Pat Ewing e la nuova avventura da coach, a Georgetown
Quando hai lasciato il segno in una franchigia prima o poi ritorni a casa, come in un sogno, come in un film. Quando la notizia è apparsa sugli organi di stampa è sembrata la classica frase ad effetto che andava a compensare l'ennesima annata non certo terminata coi fasti del torneo Ncaa. Pat Ewing torna a Georgetown University, stavolta come allenatore, per provare a plasmare menti oltre che atleti, al termine di una carriera che lo ha visto sempre protagonista, nel bene e nel male.
Quando solo un anno fa aveva paventato l'ipotesi, neanche poi così peregrina, di tornare a New York per allenare i Knicks, qualche eco non certo positiva aveva accompagnato l'idea del giocatore che con la canotta arancioblu aveva comunque fatto bene. Adesso invece, dopo le annate a Orlando e Charlotte da assistente allenatore ecco quindi che qualcuno crede in lui e decide di giocare la sua carta. Non a caso Georgetown University chiamò quello che sarebbe diventato uno dei suoi giocatori più rappresentativi quasi per caso, dopo che il ragazzo giamaicano di nascita e americano d'adozione aveva quasi accettato l'offerta di North Carolina, sfumata per problematiche razziali legate al Ku Klux Clan.

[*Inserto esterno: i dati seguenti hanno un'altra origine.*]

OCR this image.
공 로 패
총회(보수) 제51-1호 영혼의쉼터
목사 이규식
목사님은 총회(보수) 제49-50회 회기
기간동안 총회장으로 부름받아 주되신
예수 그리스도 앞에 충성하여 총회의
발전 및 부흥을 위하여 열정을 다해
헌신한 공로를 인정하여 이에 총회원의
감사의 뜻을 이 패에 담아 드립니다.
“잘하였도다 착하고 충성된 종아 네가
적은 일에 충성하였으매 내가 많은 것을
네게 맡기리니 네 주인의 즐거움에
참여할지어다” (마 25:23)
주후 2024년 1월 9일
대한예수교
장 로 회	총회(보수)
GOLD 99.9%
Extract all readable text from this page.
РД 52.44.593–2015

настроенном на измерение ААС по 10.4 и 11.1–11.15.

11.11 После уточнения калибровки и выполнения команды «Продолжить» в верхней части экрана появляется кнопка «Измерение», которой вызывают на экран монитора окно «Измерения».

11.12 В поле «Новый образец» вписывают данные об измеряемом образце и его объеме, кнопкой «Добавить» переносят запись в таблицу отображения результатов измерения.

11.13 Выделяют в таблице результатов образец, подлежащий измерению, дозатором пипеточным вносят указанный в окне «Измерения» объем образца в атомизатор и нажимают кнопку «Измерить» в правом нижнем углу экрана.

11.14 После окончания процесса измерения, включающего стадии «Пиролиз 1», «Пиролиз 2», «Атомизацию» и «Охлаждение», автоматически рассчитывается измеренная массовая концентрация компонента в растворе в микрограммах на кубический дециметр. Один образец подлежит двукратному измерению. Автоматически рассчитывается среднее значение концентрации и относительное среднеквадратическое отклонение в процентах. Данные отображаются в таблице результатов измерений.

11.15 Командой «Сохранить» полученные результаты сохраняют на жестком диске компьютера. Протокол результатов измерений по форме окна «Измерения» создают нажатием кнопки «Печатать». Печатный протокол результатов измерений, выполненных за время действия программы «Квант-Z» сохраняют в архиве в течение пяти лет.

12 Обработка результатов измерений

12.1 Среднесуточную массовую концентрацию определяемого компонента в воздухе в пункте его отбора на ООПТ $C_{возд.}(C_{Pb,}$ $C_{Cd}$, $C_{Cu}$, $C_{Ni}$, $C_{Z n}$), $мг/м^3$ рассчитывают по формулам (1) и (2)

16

Per un giocatore la cui carriera, almeno quella Nba, è sempre rimasta al limite di un tiro spezzatosi sul ferro, di tanti arrivi mancati, di tante storie da Cinderella o da underdog che poi non han trovato il loro coronamento, sarebbe quindi da aspettarsi un atteggiamento da chi ha fame di vittorie. Eppure la sua stessa carriera, in cui non sono mancate le canoniche “buffonate” (sul campo e fuori, come magari il finto strattonamento alle olimpiadi di Los Angeles da parte di MJ) e le giocate fuori dagli schemi, han sempre parlato come di un giocatore a tratti dominante, capace di trascinare la squadra e farle fare un salto di qualità, ed è questa una dote che ciascun allenatore dovrebbe avere.
Del resto, pallottoliere alla mano, nel suo armadio di trofei assoluti ci si trovano due ori olimpici, entrambi insieme al suo compagno-amico-nemico-nemesi Michael Jordan, quello di Los Angeles 1984 col sergente di ferro Bob Knight al timone, nonché quello con la maglia del Dream Team a Barcellona. Non a caso la sua prima vera panchina da assistente di ruolo è quella degli Hornets.
Di sicuro, per uno che non ha mai avuto paura di esporsi, con stampa, pubblico e tifosi, nonché compagni di squadra, il ruolo di coach non sarà semplice. Smorzare i toni e soprattutto formare uomini, lontani qualche generazione dalla sua esperienza, non sarà facile, ma solo una mente fine come quella di Pat Ewing può riuscirci, perché dopo tutto, migliorare anno dopo anno, rialzarsi dopo una carriera fatta di infortuni ed essere parte di un gruppo che cresce giorno sono le doti imprescindibili di un qualsiasi allenatore. Ed è questo che gli Hoyas si aspettano. Un’avventura che di sicuro Ewing accetterà senza timore alcuno e che potrebbe portarlo, magari in un futuro prossimo, a fare il salto in Nba come coach Bradley o Hoiberg per citare alcuni, magari proprio su quella panchina dei Knicks in cui nessuno sembra poter riuscire ad imporsi davvero, in cui quello che Pat faceva sul campo sempre mancare. Sono solo frasi al vento, ma si sa che le torri più alte sono sempre quelle in cui le notizie dei corvi sono portate prima.